Canadian Prime Minister Justin Trudeau apologized on Monday for granting a federal aid program to a private organization that has paid his family at least $220,000, Canadian newspaper the Globe and Mail reported on Tuesday.

On Tuesday, Trudeau faced increasing calls from both sides of the aisle for him to testify before parliament over his involvement in the federal government’s decision to grant a now-canceled $664 million federal contract to We Charity, an organization that has paid his family members on multiple occasions for speaking engagements.

“I made a mistake in not recusing myself immediately from the discussions, given our family’s history, and I’m sincerely sorry about not having done that,” Trudeau said at a press conference.

Both Trudeau and Canadian Finance Minister Bill Morneau apologized on Monday “for not recusing themselves from a cabinet decision about [the We] contract despite their personal and family ties to the organization. Mr. Trudeau’s family members, including his wife, mother, and brother, have been paid to take part in WE Charity events and Bill Morneau’s daughter is a contract employee there,” the Globe and Mail reported.

The Globe and Mail is “a media partner of WE Charity,” the newspaper disclosed in its article on Tuesday.

The Conservative Party of Canada has asked the Royal Canadian Mounted Police to open a criminal investigation into the incident to determine whether fraud was committed in the government’s granting of the contract to the charity. Conservative members of parliament have demanded Trudeau and Morneau, both members of Canada’s leftist Liberal Party, testify before a parliamentary committee investigating the contract. On July 3, Canada’s ethics commissioner launched an investigation into whether the president violated the nation’s Conflict of Interest Act.
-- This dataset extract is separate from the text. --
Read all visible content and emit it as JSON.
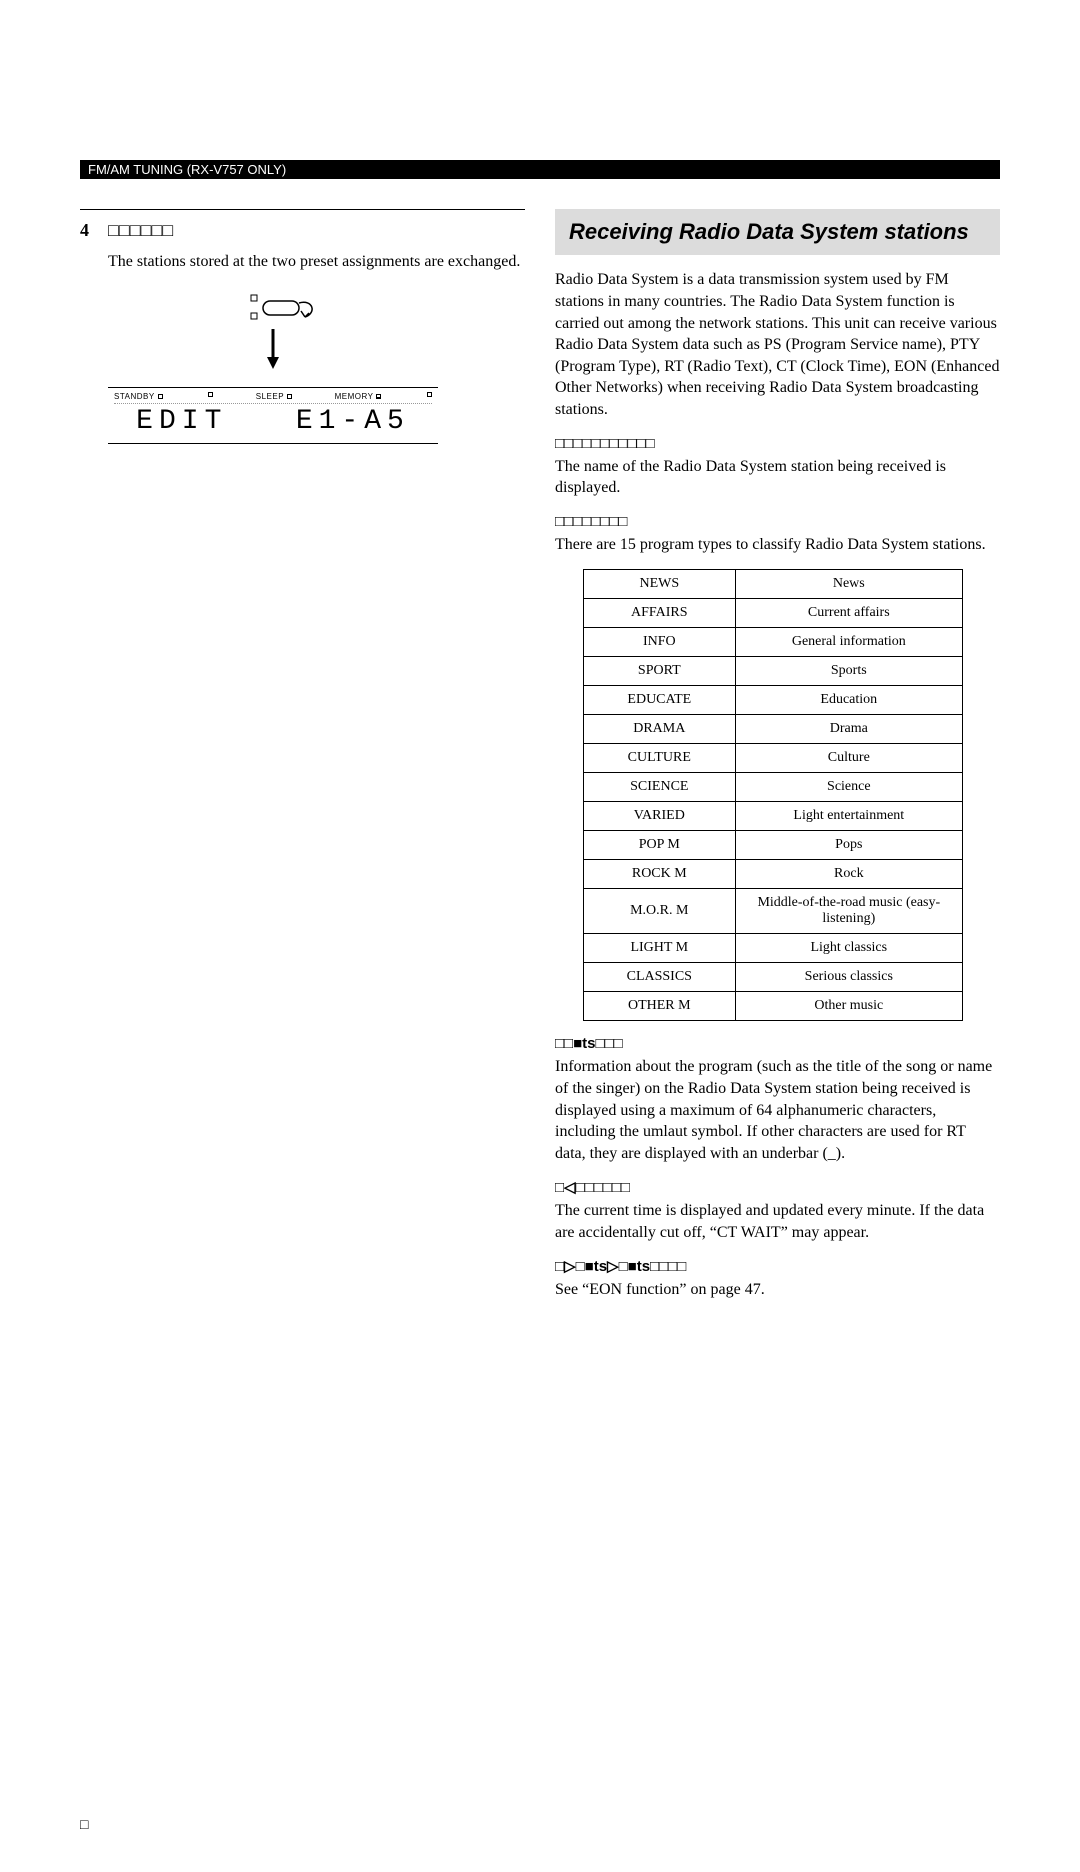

This marks Trudeau’s third ethics investigation since he was elected prime minister in 2015. Trudeau violated the Conflict of Interest Act in both previous instances. The first, in 2017, involved a vacation Trudeau took on a private island owned by the multibillionaire Aga Khan, the spiritual leader of the Ismaili Muslim sect. The second violation occurred last year when Trudeau attempted to protect the engineering company SNC-Lavalin from prosecution in a case that saw a subsidiary of the group “accused of paying bribes to secure contracts in Libya,” the BBC reported.

On July 13, independent research group Angus Reid released a survey that found that “half of Canadians (50%) approved of [Trudeau], while nearly half (48%) disapproved.” The Canadian non-profit says this represents “a slight drop from a high of 55% in May during the height of [the coronavirus pandemic], but [the percentage is] still significantly higher than [Trudeau’s] pre-coronavirus approval rating of 33% in February.”

The company noted that the “intensity of positive versus negative appraisal is striking – twice as many people strongly disapprove (34%) than strongly approve (16%).”